Les ennuis du chef du Polisario, Mohamed Abdelaziz n’en finissent plus à cause des déclarations retentissantes de Bachir Mustapha Sayed. En défendant Mustapha Salma, le dissident banni en 2010 des camps de Tindouf pour avoir soutenu publiquement le plan marocain d’autonomie au Sahara occidental, Bachir Sayed a mis toute la direction du Polisario dans l’embarras.

Selon des sources bien informées à Tindouf, Mohamed Abdelaziz a été personnellement tancé par des hauts gradés du  DRS, les services des renseignements militaires algériens qui gardent la haute main sur les camps du Polisario à Tindouf. Le chef du Polisario s’est vu reprocher son laxisme qui a abouti à l’indiscipline actuelle, y compris parmi les membres influents du Front indépendantiste. Les déclarations de Bachir Mustapha Sayed en sont le dernier avatar. Car Bachir Mustapha Sayed n’est pas n’importe qui, il est le propre frère d’El Ouali Mustapha Sayed, le fondateur du Polisario mort en 1976. C’est ce qui explique que sa lettre ouverte ait eu un tel écho dans les camps sahraouis de Tindouf.  Dans ce document, Bachir Mustapha Sayed qui a rang de « ministre d'Etat » du Polisario, ne tarit pas d’éloges à l’égard de l’ennemi numéro un du Polisario. Il dit respecter en Mustapha Salma sa parfaite conscience de la situation pénible que vivent les sahraouis dans les camps de Tindouf. Il reconnaît aussi au dissident sa détermination à vouloir changer les choses.

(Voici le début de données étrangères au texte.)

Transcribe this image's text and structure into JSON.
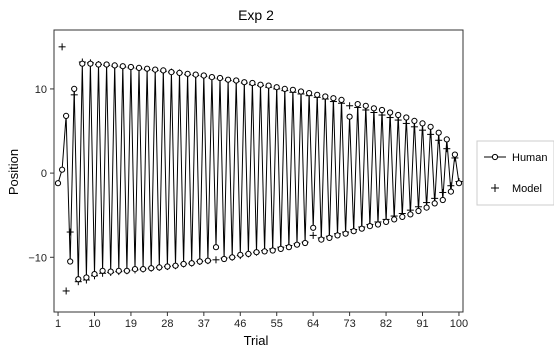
{
  "chart_data": {
    "type": "line",
    "title": "Exp 2",
    "xlabel": "Trial",
    "ylabel": "Position",
    "xlim": [
      0,
      101
    ],
    "ylim": [
      -16.5,
      17
    ],
    "x_ticks": [
      1,
      10,
      19,
      28,
      37,
      46,
      55,
      64,
      73,
      82,
      91,
      100
    ],
    "y_ticks": [
      -10,
      0,
      10
    ],
    "y_tick_labels": [
      "−10",
      "0",
      "10"
    ],
    "grid": false,
    "legend": {
      "placement": "right",
      "items": [
        {
          "label": "Human",
          "marker": "circle-line"
        },
        {
          "label": "Model",
          "marker": "plus"
        }
      ]
    },
    "series": [
      {
        "name": "Human",
        "style": "line+circle",
        "x": [
          1,
          2,
          3,
          4,
          5,
          6,
          7,
          8,
          9,
          10,
          11,
          12,
          13,
          14,
          15,
          16,
          17,
          18,
          19,
          20,
          21,
          22,
          23,
          24,
          25,
          26,
          27,
          28,
          29,
          30,
          31,
          32,
          33,
          34,
          35,
          36,
          37,
          38,
          39,
          40,
          41,
          42,
          43,
          44,
          45,
          46,
          47,
          48,
          49,
          50,
          51,
          52,
          53,
          54,
          55,
          56,
          57,
          58,
          59,
          60,
          61,
          62,
          63,
          64,
          65,
          66,
          67,
          68,
          69,
          70,
          71,
          72,
          73,
          74,
          75,
          76,
          77,
          78,
          79,
          80,
          81,
          82,
          83,
          84,
          85,
          86,
          87,
          88,
          89,
          90,
          91,
          92,
          93,
          94,
          95,
          96,
          97,
          98,
          99,
          100
        ],
        "y": [
          -1.2,
          0.4,
          6.8,
          -10.5,
          10.0,
          -12.6,
          13.0,
          -12.4,
          13.0,
          -12.0,
          12.9,
          -11.6,
          12.9,
          -11.7,
          12.8,
          -11.6,
          12.7,
          -11.6,
          12.6,
          -11.4,
          12.5,
          -11.4,
          12.4,
          -11.3,
          12.3,
          -11.2,
          12.2,
          -11.1,
          12.0,
          -11.0,
          11.9,
          -10.8,
          11.8,
          -10.7,
          11.7,
          -10.5,
          11.6,
          -10.4,
          11.4,
          -8.8,
          11.3,
          -10.2,
          11.1,
          -10.0,
          11.0,
          -9.7,
          10.8,
          -9.6,
          10.7,
          -9.4,
          10.5,
          -9.3,
          10.4,
          -9.2,
          10.2,
          -9.0,
          10.0,
          -8.8,
          9.9,
          -8.5,
          9.7,
          -8.3,
          9.5,
          -6.5,
          9.3,
          -7.9,
          9.1,
          -7.7,
          8.9,
          -7.4,
          8.7,
          -7.2,
          6.7,
          -6.9,
          8.2,
          -6.6,
          8.0,
          -6.3,
          7.7,
          -6.1,
          7.5,
          -5.8,
          7.2,
          -5.5,
          6.9,
          -5.2,
          6.6,
          -4.9,
          6.2,
          -4.5,
          5.9,
          -4.1,
          5.5,
          -3.6,
          4.8,
          -3.2,
          4.0,
          -2.2,
          2.2,
          -1.2
        ]
      },
      {
        "name": "Model",
        "style": "plus",
        "x": [
          2,
          3,
          4,
          5,
          6,
          7,
          8,
          9,
          10,
          11,
          12,
          13,
          14,
          15,
          16,
          17,
          18,
          19,
          20,
          21,
          22,
          23,
          24,
          25,
          26,
          27,
          28,
          29,
          30,
          31,
          32,
          33,
          34,
          35,
          36,
          37,
          38,
          39,
          40,
          41,
          42,
          43,
          44,
          45,
          46,
          47,
          48,
          49,
          50,
          51,
          52,
          53,
          54,
          55,
          56,
          57,
          58,
          59,
          60,
          61,
          62,
          63,
          64,
          65,
          66,
          67,
          68,
          69,
          70,
          71,
          72,
          73,
          74,
          75,
          76,
          77,
          78,
          79,
          80,
          81,
          82,
          83,
          84,
          85,
          86,
          87,
          88,
          89,
          90,
          91,
          92,
          93,
          94,
          95,
          96,
          97,
          98,
          99,
          100
        ],
        "y": [
          15.0,
          -14.0,
          -7.0,
          9.3,
          -12.9,
          13.2,
          -12.7,
          13.1,
          -12.2,
          12.9,
          -11.9,
          12.8,
          -11.8,
          12.7,
          -11.7,
          12.6,
          -11.6,
          12.5,
          -11.5,
          12.4,
          -11.4,
          12.3,
          -11.3,
          12.2,
          -11.2,
          12.1,
          -11.1,
          12.0,
          -11.0,
          11.9,
          -10.8,
          11.7,
          -10.7,
          11.6,
          -10.5,
          11.5,
          -10.4,
          11.3,
          -10.3,
          11.2,
          -10.1,
          11.0,
          -10.0,
          10.9,
          -9.8,
          10.7,
          -9.6,
          10.5,
          -9.4,
          10.4,
          -9.2,
          10.2,
          -9.0,
          10.0,
          -8.8,
          9.8,
          -8.6,
          9.6,
          -8.4,
          9.4,
          -8.2,
          9.2,
          -7.4,
          9.0,
          -7.7,
          8.8,
          -7.5,
          8.5,
          -7.2,
          8.3,
          -7.0,
          8.0,
          -6.7,
          7.8,
          -6.4,
          7.5,
          -6.1,
          7.2,
          -5.8,
          6.9,
          -5.5,
          6.6,
          -5.1,
          6.3,
          -4.8,
          5.9,
          -4.4,
          5.5,
          -4.0,
          5.1,
          -3.5,
          4.6,
          -3.0,
          3.9,
          -2.3,
          2.9,
          -1.5,
          1.8,
          -1.0
        ]
      }
    ]
  }
}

En outre, la profonde connaissance des intrigues qui se trament entre la direction du Polisario et les services algériens pour faire perdurer le conflit du Sahara occidental, font de Mustapha Salma l’ennemi juré de Mohammed Abdelaziz autant que d’Alger. D’ailleurs, le fait que Mustapha Salma soit toujours interdit de mettre les pieds dans les camps de Tindouf, alors que ses cinq enfants et sa femme s’y trouvent encore, est la parfaite illustration de cette écrasante animosité.
Et selon les mêmes sources à Tindouf, Bachir Mustapha Sayed après avoir été convoqué par le DRS pour donner des explications sur ses audacieuses déclarations, serait désormais mis sous étroite surveillance. Les hauts gradés du DRS craignent visiblement une défection de Bachir Mustapha  Sayed, à l’image des nombreux autres dirigeants du Polisario qui ont fini par regagner le Maroc par le passé.